When I was fifteen, by that time living in Massachusetts and working at a used bookshop, I came across an earlier Shute novel. I enjoyed it, but was disappointed that it was a small romance story. Sure, it was set against the backdrop of the Battle of Britain, but that was small potatoes compared to complete annihilation.


I've not read On the Beach since I was a kid. I have no idea if it was saying anything important, but it certainly seemed to me then that it was. I mean, how can you beat an extinction event for provoking an existential crisis and bringing about meaningful self-examination?


I examined myself daily. My special concern for a while was to not commit the unforgivable sin, but I got over that soon enough. I was always careful, whenever I thought about the end of the world, to ask God for forgiveness for whatever sins I'd committed since the last time. And I thought about the apocalypse several times a day, every day. The imminent end was my reality. There were signs of the times. Earthquakes. Wars. Rumors of wars!

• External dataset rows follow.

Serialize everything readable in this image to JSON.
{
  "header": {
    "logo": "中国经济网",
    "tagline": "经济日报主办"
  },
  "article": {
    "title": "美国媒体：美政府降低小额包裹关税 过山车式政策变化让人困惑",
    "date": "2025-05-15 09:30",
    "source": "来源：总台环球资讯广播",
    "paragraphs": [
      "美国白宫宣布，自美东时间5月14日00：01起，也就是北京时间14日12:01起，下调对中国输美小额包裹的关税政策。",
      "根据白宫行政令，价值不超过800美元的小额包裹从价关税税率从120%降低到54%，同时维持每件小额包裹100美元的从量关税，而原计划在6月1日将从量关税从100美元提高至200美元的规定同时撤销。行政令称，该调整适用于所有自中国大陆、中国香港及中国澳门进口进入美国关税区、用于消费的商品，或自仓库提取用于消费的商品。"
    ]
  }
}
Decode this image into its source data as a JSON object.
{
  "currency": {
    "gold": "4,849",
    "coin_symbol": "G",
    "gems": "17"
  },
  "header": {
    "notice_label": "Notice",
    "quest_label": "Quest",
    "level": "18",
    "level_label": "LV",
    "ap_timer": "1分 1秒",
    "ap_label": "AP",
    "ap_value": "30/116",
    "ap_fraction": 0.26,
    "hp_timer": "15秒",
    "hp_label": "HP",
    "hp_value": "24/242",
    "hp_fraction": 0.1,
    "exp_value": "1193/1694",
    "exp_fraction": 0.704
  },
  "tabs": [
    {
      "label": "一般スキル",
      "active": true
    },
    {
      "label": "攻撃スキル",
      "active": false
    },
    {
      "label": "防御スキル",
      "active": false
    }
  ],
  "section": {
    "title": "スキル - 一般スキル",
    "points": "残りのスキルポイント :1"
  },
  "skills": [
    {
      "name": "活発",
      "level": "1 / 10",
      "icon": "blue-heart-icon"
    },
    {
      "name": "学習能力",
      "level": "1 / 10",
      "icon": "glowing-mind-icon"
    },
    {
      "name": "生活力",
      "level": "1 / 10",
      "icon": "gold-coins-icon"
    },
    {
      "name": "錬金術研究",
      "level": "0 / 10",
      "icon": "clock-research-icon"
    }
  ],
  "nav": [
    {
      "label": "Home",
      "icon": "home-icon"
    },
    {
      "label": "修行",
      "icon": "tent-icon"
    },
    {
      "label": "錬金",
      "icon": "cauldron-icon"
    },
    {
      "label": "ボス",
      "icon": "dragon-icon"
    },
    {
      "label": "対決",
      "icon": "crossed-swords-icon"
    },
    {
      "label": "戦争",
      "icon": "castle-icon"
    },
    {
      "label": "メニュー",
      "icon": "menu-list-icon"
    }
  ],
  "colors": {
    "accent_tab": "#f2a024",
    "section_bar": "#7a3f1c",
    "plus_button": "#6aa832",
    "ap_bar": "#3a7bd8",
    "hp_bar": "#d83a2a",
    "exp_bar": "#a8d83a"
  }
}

I should clarify. I wasn't usually thinking about the end of the world, I was thinking about Jesus’ return. The fiery consummation of the world would be one of the results of that return.


My mindset was not depressive or bleak. I knew that if Jesus came back while I was sinning or not up to date on my prayers, I'd still be saved. I had no doubt of that. I'd worked through that when I'd worked through my fear of the Devil sneaking up on me and making me curse God in my mind. (The unforgivable sin is cursing the Holy Spirit, and over the years I've spoken to many who feared the same satanic ambush in the dark that I did.) I wasn't worried about being saved. I just wanted to minimize my embarrassment when I went to be with Jesus. I couldn't help but constantly dash off these prayers so I wouldn't have to tell him what I was sorry for face to face.


For a similar reason I always dressed quickly. I didn't want to get caught up into the air with only one shoe on, or worse, naked. To this day the thought comes unbidden to me as I slip on my briefs or tie my shoes: Okay, Jesus can come back now. I'm ready. I don't even believe in the Rapture anymore (it's unbiblical, y'all, try the Day of Resurrection on for size), but I feel progressively better with each item of clothing I put on in the morning, imagining myself caught up in the sky with other people in varied states of undress.


As a kid I hadn't gotten the memo that when we all got sucked up into the air we'd be going naked.


Nineteen eighty-eight was a big year. It was my first full year as a confessed Christian, and my father's second. My mother had been praying for my father’s salvation since she'd converted at a Bible study for Americans in Brasilia shortly before my birth. Nineteen eighty-eight was also the fortieth anniversary of the founding of the state of Israel. Forty years is a biblically portentous time period. Jesus likes to be portentous. Bet you he comes back around now, it was said.


We reminded ourselves that no one knew the hour, but we knew that Jesus could come back tomorrow, and that there were a lot of tomorrows in a year.


Layer, when I went to college in Florida, I became friends with a guy whose church had split up over 88 Reasons Why The Rapture Will Be In 1988. Houses had been sold, good-byes been told, arrangements for pets had been made, faucets been left dripping for those same pets.


We were wiser than that. I knew that any date that I saw predicted on a lamppost flyer or heard prophesied from a pulpit I could safely eliminate as a possible ETA for Jesus the Lord, because he would come like a thief in the night, but any other day was a possibility.


And the thing was, once Jesus came back, this was all going to burn.


I was comfortable with the thought that billions might die in atom-splitting fire and poison. I resigned myself to the fact that billions would die eternally. Although I did some things to bring those close to me onto my Jesus ark, I spent my teenage years having written the world off.


My first year as a teen a huge fire burned our house down along with thousands more.